H&R Block’s Cash Flow Increases The Safety Of Its Dividend Yield

Recap from June’s Picks

On a price return basis, the Safest Dividend Yields Model Portfolio (-1.7%) underperformed the S&P 500 (+2.0%) by 3.7% from June 23, 2021 through July 20, 2021. On a total return basis, the Model Portfolio (-1.6%) underperformed the S&P 500 (+2.0%) by 3.6% over the same time. The best performing large cap stock was up 6% and the best performing small cap stock was up 7%. Overall, nine out of the 19 Safest Dividend Yield stocks outperformed their respective benchmarks (S&P 500 and Russell 2000) from June 23, 2021 through July 20, 2021.

This Model Portfolio only includes stocks that earn an attractive or very attractive rating, have positive free cash flow and economic earnings, and offer a dividend yield greater than 3%. Companies with strong free cash flow provide higher quality and safer dividend yields because I know they have the cash to support the dividend. I think this portfolio provides a uniquely well-screened group of stocks that can help clients outperform.

Featured Stock for July: H&R Block Inc.

H&R Block Inc. (HRB) is the featured stock in July’s Safest Dividend Yields Model Portfolio.

H&R Block has grown revenue by 2% compounded annually and net operating profit after-tax (NOPAT) by 7% compounded annually over the past five years.
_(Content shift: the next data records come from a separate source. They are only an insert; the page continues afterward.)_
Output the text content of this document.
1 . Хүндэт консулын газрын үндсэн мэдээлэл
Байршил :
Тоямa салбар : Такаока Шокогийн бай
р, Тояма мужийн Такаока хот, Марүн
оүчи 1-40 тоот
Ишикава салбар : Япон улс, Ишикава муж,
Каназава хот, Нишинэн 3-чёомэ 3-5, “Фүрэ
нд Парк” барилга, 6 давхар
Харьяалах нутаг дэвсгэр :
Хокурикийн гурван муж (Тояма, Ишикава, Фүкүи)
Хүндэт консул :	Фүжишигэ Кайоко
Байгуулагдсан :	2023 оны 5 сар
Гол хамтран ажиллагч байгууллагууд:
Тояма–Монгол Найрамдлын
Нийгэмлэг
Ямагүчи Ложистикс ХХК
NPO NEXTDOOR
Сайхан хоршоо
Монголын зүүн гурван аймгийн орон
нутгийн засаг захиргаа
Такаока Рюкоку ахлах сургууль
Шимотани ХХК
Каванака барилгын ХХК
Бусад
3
H&R Block’s NOPAT margin increased from 15% in 2016 to 18% over the trailing-twelve-months (TTM) while its return on invested capital (ROIC) rose from 14% to 21% over the same time.

The firm’s economic earnings, or the true cash flows of the business, increased from $288 million in 2016 to $498 million over the TTM.

Figure 1: H&R Block’s Revenue & NOPAT Since 2016

Free Cash Flow Supports Dividend Payments

H&R Block has paid a quarterly dividend since 1995, and its dividend in fiscal 2021 was $1.04/share. The current quarterly dividend, when annualized provides a 4.4% dividend yield.

Since 2016, H&R Block’s cumulative free cash flow (FCF) easily covers its annual dividend payments. Over the past five years, H&R Block generated $2.8 billion (64% of current market cap) in FCF while paying $1.0 billion in dividends, per Figure 2. The firm was hit hard by the pandemic, which caused negative FCF in fiscal 2020.

Figure 2: H&R Block’s FCF vs. Dividends Since 2016

Companies with strong FCF provide higher quality dividend yields because I know the firm has the cash to support its dividend. On the other hand, dividends from companies with low or negative FCF cannot be trusted as much because the company may not be able to sustain paying dividends.

HRB Is Undervalued

At its current price of $24/share, HRB has a price-to-economic book value (PEBV) ratio of 0.3. This ratio means the market expects H&R Block’s NOPAT to permanently decline by 70%. This expectation seems overly pessimistic given that H&R Block has grown NOPAT by 4% compounded annually over the past decade and 2% compounded annually over the past two decades.

Even if H&R Block’s NOPAT margin falls to 10% (10-year low excluding the pandemic vs. 18% TTM) and the firm’s NOPAT declines by 3% compounded annually over the next decade, the stock is worth $48/share today – a 100% upside. See the math behind this reverse DCF scenario. Should the firm grow NOPAT more in line with historical growth rates, the stock has even more upside.

Critical Details Found in Financial Filings by My Firm’s Robo-Analyst Technology

Below are specifics on the adjustments I make based on Robo-Analyst findings in H&R Block’s 10-K and 10-Q:

Income Statement: I made $244 million in adjustments with a net effect of removing $43 million in non-operating expenses (1% of revenue). See all adjustments made to H&R Block’s income statement here.

Balance Sheet: I made $1.7 billion in adjustments to calculate invested capital with a net increase of $244 million. The most notable adjustment was $735 billion (30% of reported net assets) in asset write-downs. See all adjustments to H&R Block’s balance sheet here.

Valuation: I made $2.8 billion in adjustments with a net effect of decreasing shareholder value by $1.3 billion. Apart from total debt, one of the most notable adjustments to shareholder value was $763 million in excess cash. This adjustment represents 17% of H&R Block’s market value. See all adjustments to H&R Block’s valuation here.

Disclosure: David Trainer, Kyle Guske II, Alex Sword, and Matt Shuler receive no compensation to write about any specific stock, style, or theme.